Viel Trubel, eine unruhige Nacht und kein gutes Training: Den Tag vor ihrem großen Auftritt als Fahnenträgerin bei der Eröffnungsfeier der Olympischen Winterspiele würde Skispringerin Katharina Schmid am liebsten schnell vergessen. «Ich möchte mich jetzt wieder aufs Springen konzentrieren und dann den Abend genießen», erklärte die 29-Jährige.

Mit Platz 15, 18 und 19 konnte Schmid im Training auf der Normalschanze im italienischen Predazzo nicht überzeugen. «Ich habe mich überhaupt nicht gut gefühlt. Ich bin schlecht reingekommen», sagte die mehrfache Weltmeisterin aus Oberstdorf. «Ich würde gerne am Freitag neu anfangen.»

Am Freitag folgt das nächste Training am Morgen, am Abend der große Auftritt im Skisprung-Stadion von Predazzo. Als Fahnenträgerin wird Schmid bei ihren letzten Olympischen Spielen die deutsche Mannschaft anführen und dann einen Tag später an gleicher Stelle sportlich für Furore sorgen. Im Mailänder Giuseppe-Meazza-Stadion wird Eishockey-Superstar Leon Draisaitl die deutsche Fahne tragen.
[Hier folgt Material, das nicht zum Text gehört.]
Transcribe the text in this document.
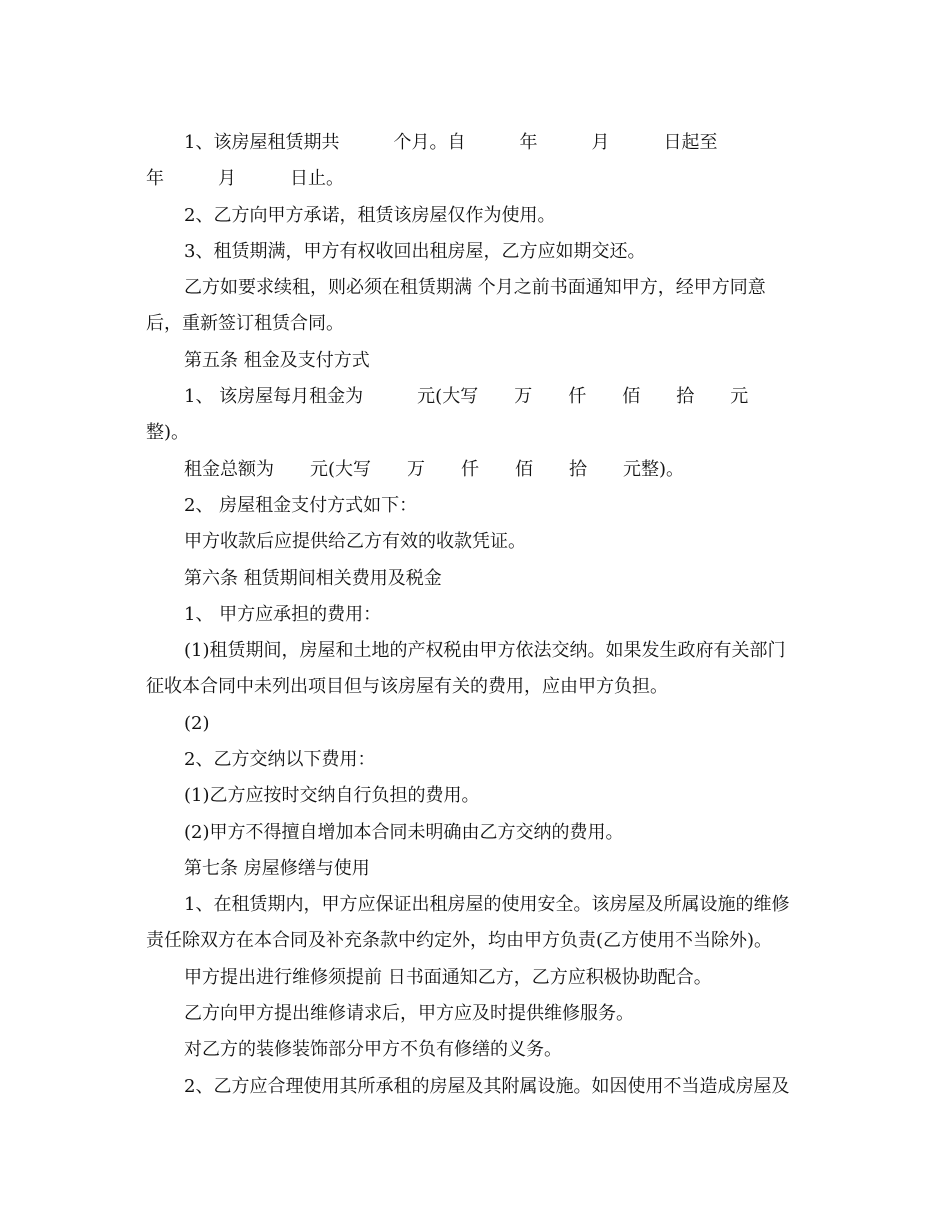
1、该房屋租赁期共　　　个月。自　　　年　　　月　　　日起至
年　　　月　　　日止。
2、乙方向甲方承诺，租赁该房屋仅作为使用。
3、租赁期满，甲方有权收回出租房屋，乙方应如期交还。
乙方如要求续租，则必须在租赁期满 个月之前书面通知甲方，经甲方同意
后，重新签订租赁合同。
第五条 租金及支付方式
1、 该房屋每月租金为　　　元(大写　　万　　仟　　佰　　拾　　元
整)。
租金总额为　　元(大写　　万　　仟　　佰　　拾　　元整)。
2、 房屋租金支付方式如下：
甲方收款后应提供给乙方有效的收款凭证。
第六条 租赁期间相关费用及税金
1、 甲方应承担的费用：
(1)租赁期间，房屋和土地的产权税由甲方依法交纳。如果发生政府有关部门
征收本合同中未列出项目但与该房屋有关的费用，应由甲方负担。
(2)
2、乙方交纳以下费用：
(1)乙方应按时交纳自行负担的费用。
(2)甲方不得擅自增加本合同未明确由乙方交纳的费用。
第七条 房屋修缮与使用
1、在租赁期内，甲方应保证出租房屋的使用安全。该房屋及所属设施的维修
责任除双方在本合同及补充条款中约定外，均由甲方负责(乙方使用不当除外)。
甲方提出进行维修须提前 日书面通知乙方，乙方应积极协助配合。
乙方向甲方提出维修请求后，甲方应及时提供维修服务。
对乙方的装修装饰部分甲方不负有修缮的义务。
2、乙方应合理使用其所承租的房屋及其附属设施。如因使用不当造成房屋及
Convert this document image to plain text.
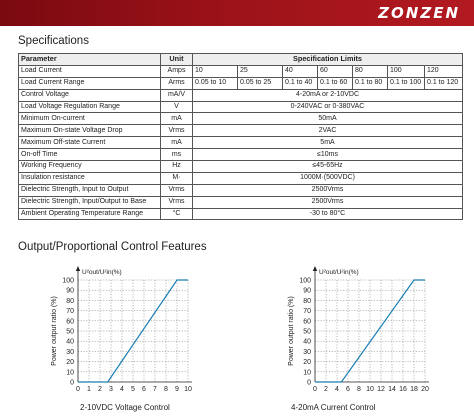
ZONZEN
Specifications
Parameter	Unit	Specification Limits						
Load Current	Amps	10	25	40	60	80	100	120
Load Current Range	Arms	0.05 to 10	0.05 to 25	0.1 to 40	0.1 to 60	0.1 to 80	0.1 to 100	0.1 to 120
Control Voltage	mA/V	4-20mA or 2-10VDC						
Load Voltage Regulation Range	V	0-240VAC or 0-380VAC						
Minimum On-current	mA	50mA						
Maximum On-state Voltage Drop	Vrms	2VAC						
Maximum Off-state Current	mA	5mA						
On-off Time	ms	≤10ms						
Working Frequency	Hz	≤45-65Hz						
Insulation resistance	M·	1000M·(500VDC)						
Dielectric Strength, Input to Output	Vrms	2500Vrms						
Dielectric Strength, Input/Output to Base	Vrms	2500Vrms						
Ambient Operating Temperature Range	°C	-30 to 80°C						
Output/Proportional Control Features
0 1 2 3 4 5 6 7 8 9 10
0
10
20
30
40
50
60
70
80
90
100
U²out/U²in(%)
Power output ratio (%)
2-10VDC Voltage Control
0 2 4 6 8 10 12 14 16 18 20
0
10
20
30
40
50
60
70
80
90
100
U²out/U²in(%)
Power output ratio (%)
4-20mA Current Control
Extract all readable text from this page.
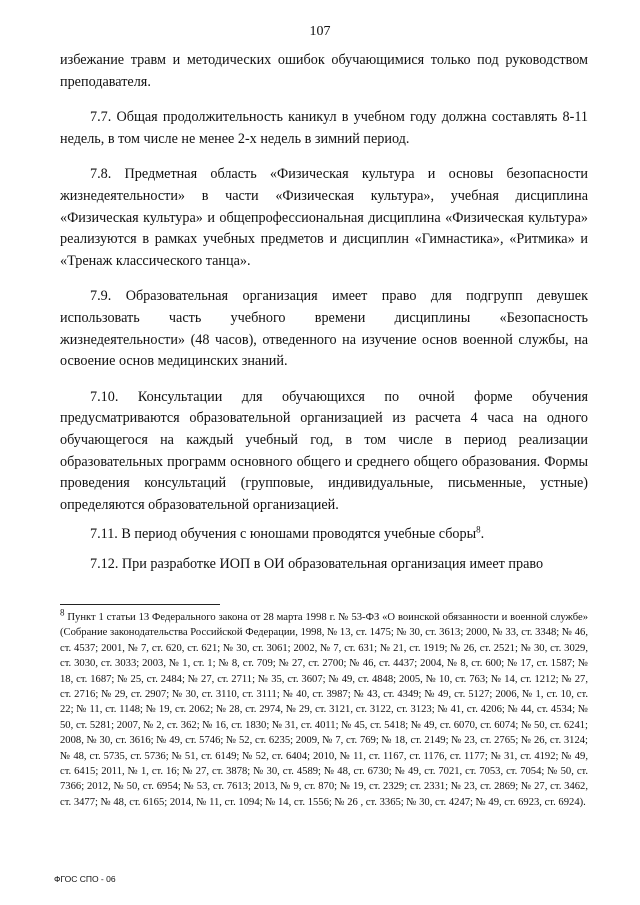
107

избежание травм и методических ошибок обучающимися только под руководством преподавателя.

7.7. Общая продолжительность каникул в учебном году должна составлять 8-11 недель, в том числе не менее 2-х недель в зимний период.

7.8. Предметная область «Физическая культура и основы безопасности жизнедеятельности» в части «Физическая культура», учебная дисциплина «Физическая культура» и общепрофессиональная дисциплина «Физическая культура» реализуются в рамках учебных предметов и дисциплин «Гимнастика», «Ритмика» и «Тренаж классического танца».

7.9. Образовательная организация имеет право для подгрупп девушек использовать часть учебного времени дисциплины «Безопасность жизнедеятельности» (48 часов), отведенного на изучение основ военной службы, на освоение основ медицинских знаний.

7.10. Консультации для обучающихся по очной форме обучения предусматриваются образовательной организацией из расчета 4 часа на одного обучающегося на каждый учебный год, в том числе в период реализации образовательных программ основного общего и среднего общего образования. Формы проведения консультаций (групповые, индивидуальные, письменные, устные) определяются образовательной организацией.

7.11. В период обучения с юношами проводятся учебные сборы$^8$.

7.12. При разработке ИОП в ОИ образовательная организация имеет право

$^8$ Пункт 1 статьи 13 Федерального закона от 28 марта 1998 г. № 53-ФЗ «О воинской обязанности и военной службе» (Собрание законодательства Российской Федерации, 1998, № 13, ст. 1475; № 30, ст. 3613; 2000, № 33, ст. 3348; № 46, ст. 4537; 2001, № 7, ст. 620, ст. 621; № 30, ст. 3061; 2002, № 7, ст. 631; № 21, ст. 1919; № 26, ст. 2521; № 30, ст. 3029, ст. 3030, ст. 3033; 2003, № 1, ст. 1; № 8, ст. 709; № 27, ст. 2700; № 46, ст. 4437; 2004, № 8, ст. 600; № 17, ст. 1587; № 18, ст. 1687; № 25, ст. 2484; № 27, ст. 2711; № 35, ст. 3607; № 49, ст. 4848; 2005, № 10, ст. 763; № 14, ст. 1212; № 27, ст. 2716; № 29, ст. 2907; № 30, ст. 3110, ст. 3111; № 40, ст. 3987; № 43, ст. 4349; № 49, ст. 5127; 2006, № 1, ст. 10, ст. 22; № 11, ст. 1148; № 19, ст. 2062; № 28, ст. 2974, № 29, ст. 3121, ст. 3122, ст. 3123; № 41, ст. 4206; № 44, ст. 4534; № 50, ст. 5281; 2007, № 2, ст. 362; № 16, ст. 1830; № 31, ст. 4011; № 45, ст. 5418; № 49, ст. 6070, ст. 6074; № 50, ст. 6241; 2008, № 30, ст. 3616; № 49, ст. 5746; № 52, ст. 6235; 2009, № 7, ст. 769; № 18, ст. 2149; № 23, ст. 2765; № 26, ст. 3124; № 48, ст. 5735, ст. 5736; № 51, ст. 6149; № 52, ст. 6404; 2010, № 11, ст. 1167, ст. 1176, ст. 1177; № 31, ст. 4192; № 49, ст. 6415; 2011, № 1, ст. 16; № 27, ст. 3878; № 30, ст. 4589; № 48, ст. 6730; № 49, ст. 7021, ст. 7053, ст. 7054; № 50, ст. 7366; 2012, № 50, ст. 6954; № 53, ст. 7613; 2013, № 9, ст. 870; № 19, ст. 2329; ст. 2331; № 23, ст. 2869; № 27, ст. 3462, ст. 3477; № 48, ст. 6165; 2014, № 11, ст. 1094; № 14, ст. 1556; № 26 , ст. 3365; № 30, ст. 4247; № 49, ст. 6923, ст. 6924).
ФГОС СПО - 06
«Ich hoffe, ich kann dann diesen Schwung mitnehmen. Diese Stimmung, dieses positive Gefühl», sagte Schmid. Die ersten Medaillen im Skispringen der Frauen werden am Samstag (ab 18.45 Uhr) vergeben. In Peking sprang sie 2022 zu Silber. Edelmetall wäre in diesem Jahr eine große Überraschung.